Edmund Griffiths, a much decorated veteran of the Second World War, was elevated to lead the new group of about 30. The Priory of the Ascension of Our Lord in Windsor has 80 knights and dames, and Toronto’s Priory of St. James has about 50.
These modern-day Templars emphasize they are not Freemasons, nor are they a secret society, although candidates, usually highly educated community leaders, must be invited to join. These Templars are not Catholic, nor are they recognized by Rome. But they are Christian, and see their calling as religious, “seeking God in our lives.”

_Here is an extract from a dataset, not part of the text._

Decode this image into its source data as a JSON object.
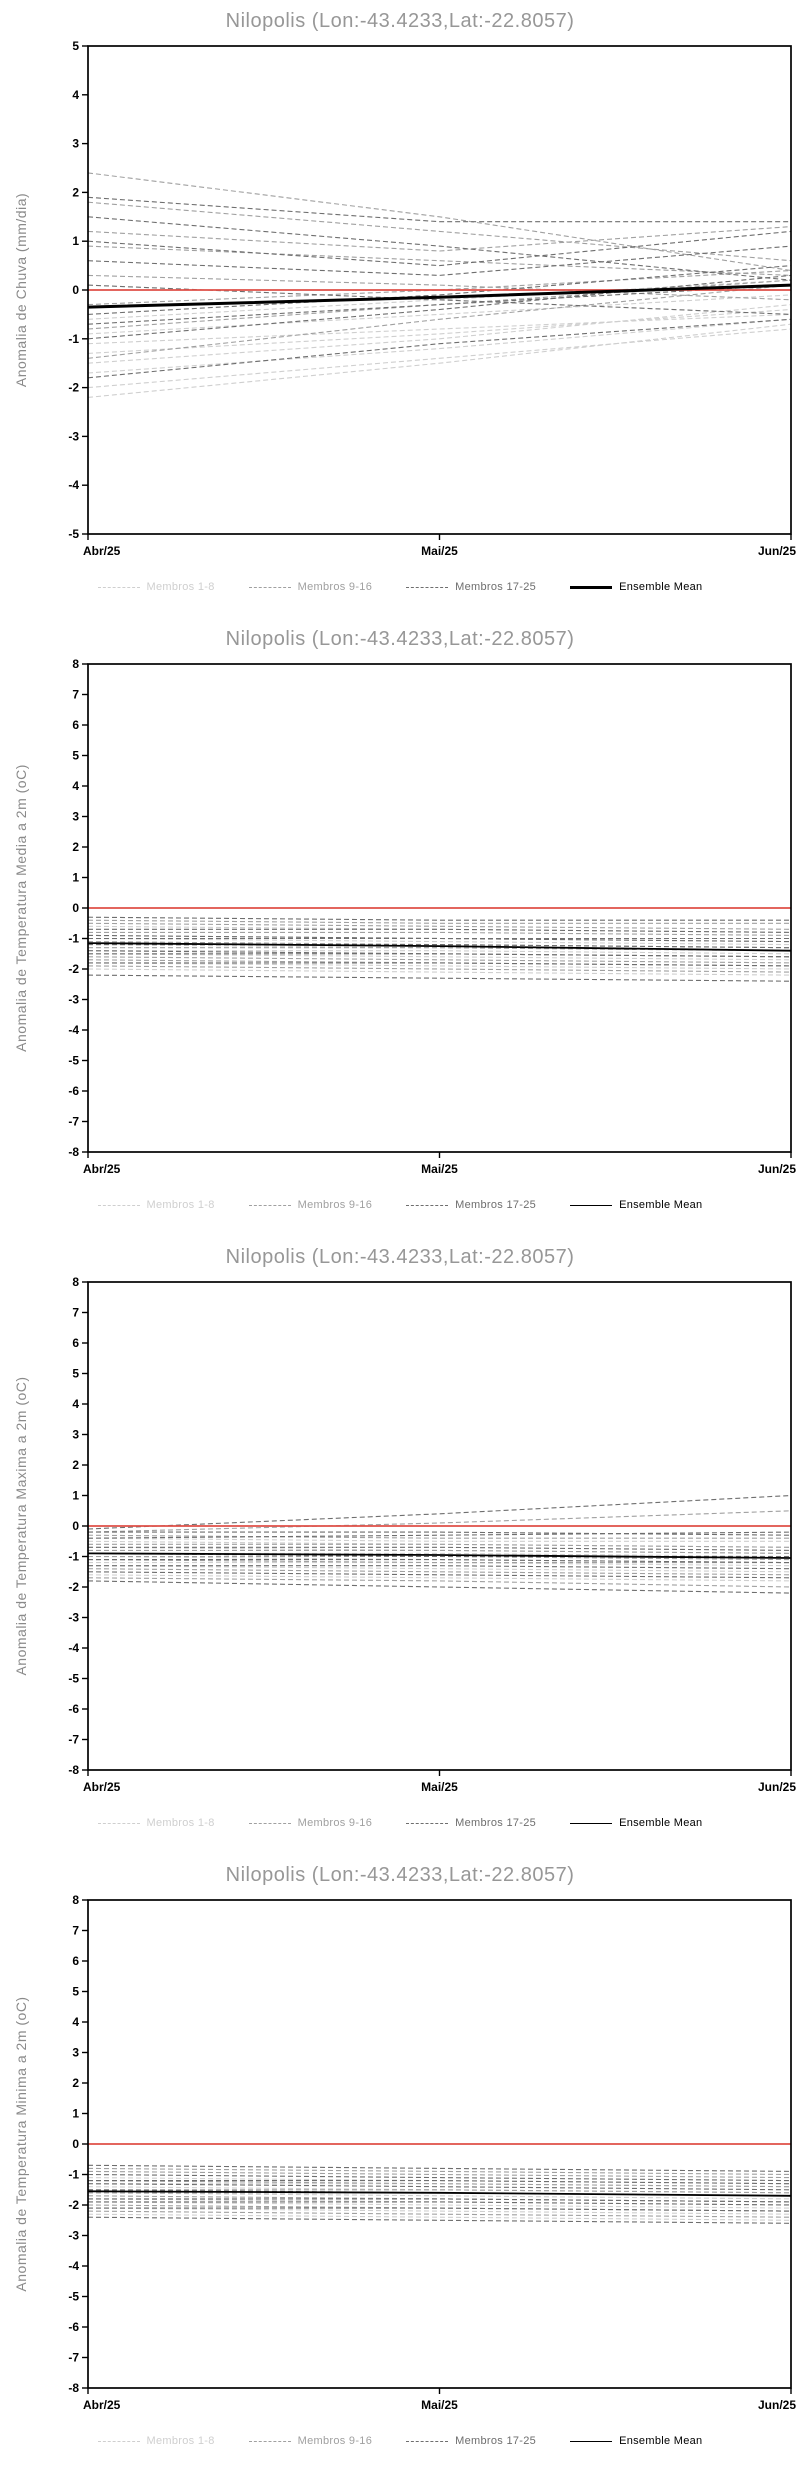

The modern Templars were revived in the 19th century in France; this organization was founded in the United States in the 1960s where the headquarters remain today. It makes no claims about descending from the original medieval knights. However, they do see themselves as upholders of the Templars’ medieval code of honour. Its website says: “The Order, in an age of democratic materialism and secular humanism, . . . (believes it has) an obligation to participate in the coalescing and preservation of a constructive force similar to that which created knighthood and chivalry during the Middle Ages.”

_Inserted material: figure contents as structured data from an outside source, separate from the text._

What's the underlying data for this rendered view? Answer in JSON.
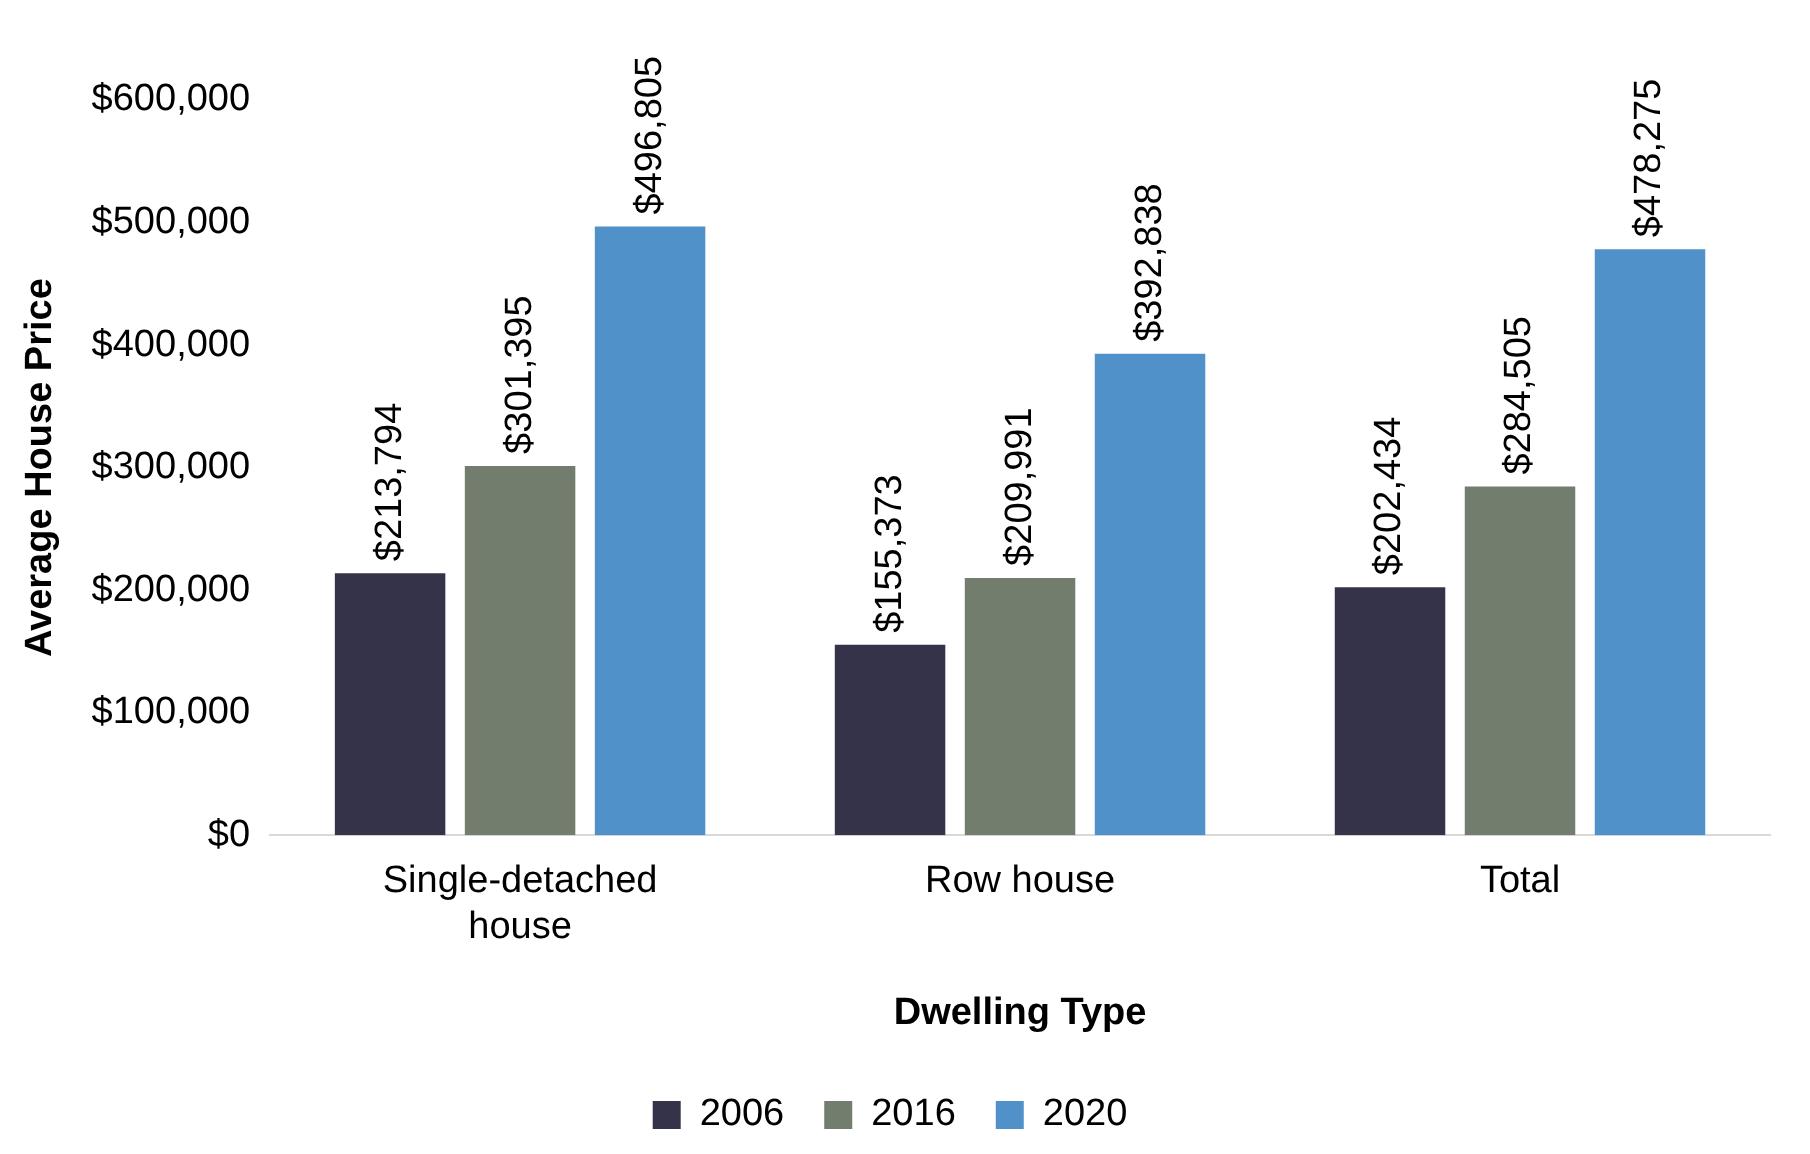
{
  "chart_data": {
    "type": "bar",
    "xlabel": "Dwelling Type",
    "ylabel": "Average House Price",
    "categories": [
      "Single-detached house",
      "Row house",
      "Total"
    ],
    "series": [
      {
        "name": "2006",
        "color": "#35334a",
        "values": [
          213794,
          155373,
          202434
        ],
        "value_labels": [
          "$213,794",
          "$155,373",
          "$202,434"
        ]
      },
      {
        "name": "2016",
        "color": "#737d6e",
        "values": [
          301395,
          209991,
          284505
        ],
        "value_labels": [
          "$301,395",
          "$209,991",
          "$284,505"
        ]
      },
      {
        "name": "2020",
        "color": "#4f91c8",
        "values": [
          496805,
          392838,
          478275
        ],
        "value_labels": [
          "$496,805",
          "$392,838",
          "$478,275"
        ]
      }
    ],
    "ylim": [
      0,
      600000
    ],
    "yticks": [
      {
        "value": 0,
        "label": "$0"
      },
      {
        "value": 100000,
        "label": "$100,000"
      },
      {
        "value": 200000,
        "label": "$200,000"
      },
      {
        "value": 300000,
        "label": "$300,000"
      },
      {
        "value": 400000,
        "label": "$400,000"
      },
      {
        "value": 500000,
        "label": "$500,000"
      },
      {
        "value": 600000,
        "label": "$600,000"
      }
    ],
    "grid": false,
    "legend": "bottom"
  }
}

They state specifically that they are not political but much of their charitable works are centred on Christians in the Holy Land, such as Chaldean Catholics in Iraq.
Templar Tamir Andrea came from his home in Kingston to attend Saturday’s ceremony. Born in Nazareth, he was the first Templar to be inducted to the order in Jerusalem in seven centuries.
Griffiths, Ottawa’s prior, said his new group might consider something like help for aboriginal youth.
His granddaughter, Gillian Stacey Ainsworth, 26, was also among the new knights, or in her case, dames. Baptized an Anglican, she felt the weekly ritual of church on Sunday was simply not satisfying even though she is serious about her faith. Belonging to the Templars will allow her to do good works without the structure of weekly services. Ainsworth, who is single, said, “I take the vows as seriously as I would a marriage vow. I just can’t see that I would ever want to leave the group.”
David Moore, who commanded of the Canadian battle group in Bosnia, had been courted by many service groups, but he finally decided to join the Templars because of its solemn commitment to its principles. He also likes the fact that the Templars include women, many of whom have finer, stronger characters than many men, he says.
Lt. Com. Nicole Anne Lassaline took a long time to think about her decision to join. She wanted to be sure she would be able to give the extra time, energy and money that the commitment to the Templars would take. But her husband and daughter, 19, told her to go for it. Lassaline was particularly drawn to the Templars because they are one of the few service groups that accepts women and has earned recognition with the UN’s economic and social council. Lassaline is particularly hoping she can use her mediation skills.
The Knights Templar began in the 11th century as a unique order of high-born military monks commissioned to fight Holy Wars and protect pilgrims on their way to Jerusalem.
But by the 14th century, people became disenchanted with the order and accused them of corruption and growing soft. The pope disbanded the order and several of the leaders were burned at the stake for heresy.